Food watchdog gets tough on ads
LONDON - The Food Standards Agency has slammed some members of the food industry for using misleading advertising labels on food packaging, and proposes tighter curbs on the use of words such as "fresh", "home-made" and "traditional".
Under strict new measures proposed by the FSA, food manufacturers could face fines of up to £5,000 each time they use labels that could mislead consumers into believing their products are better quality.
A two-year study by the FSA's advisory committee studied the use of the terms "fresh", "natural", "pure", "traditional", "authentic", "farmhouse" and "home-made". The study found that laws governing labelling, such as the Trade Descriptions Act and the Food Labelling Regulations, are not being strictly observed.

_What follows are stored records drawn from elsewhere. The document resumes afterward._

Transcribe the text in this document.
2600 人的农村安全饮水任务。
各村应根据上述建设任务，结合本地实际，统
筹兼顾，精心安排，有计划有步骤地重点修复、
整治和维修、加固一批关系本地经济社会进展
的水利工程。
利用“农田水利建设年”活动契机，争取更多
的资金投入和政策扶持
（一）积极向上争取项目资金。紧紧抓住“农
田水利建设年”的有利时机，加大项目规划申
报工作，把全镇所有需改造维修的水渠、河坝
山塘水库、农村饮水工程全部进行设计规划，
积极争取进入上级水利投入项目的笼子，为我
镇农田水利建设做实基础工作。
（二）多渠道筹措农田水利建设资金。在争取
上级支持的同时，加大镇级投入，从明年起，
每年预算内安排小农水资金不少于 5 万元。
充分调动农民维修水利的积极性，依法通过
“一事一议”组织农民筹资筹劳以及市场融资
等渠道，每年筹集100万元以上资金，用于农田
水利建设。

The FSA's deputy chairwoman Suzi Leather said, "People have a basic right to clear and meaningful labels so that they know what they are really buying -- this goes to the very heart of consumer choice.
"Terms such as 'fresh', 'pure' or 'authentic' can be misused and labellers have a tendency to be economical with the truth," she said.
Under the FSA's recommendations, the term "natural" should not be used if the food's composition has been changed by chemicals or new technologies. Claims such as "naturally better" or "nature's way" are largely meaningless, according to the report, and should not be used.
The term "original" should only be used to describe food that is made to a formulation, the origin of which can be traced and that has effectively remained unchanged over time.
The committee also recommends that the use of pictures on food labels and advertising should be governed by the same guidance as terms as phrases.
The FSA plans to follow up the publication of the proposed standards with surveys and regular spot-checks.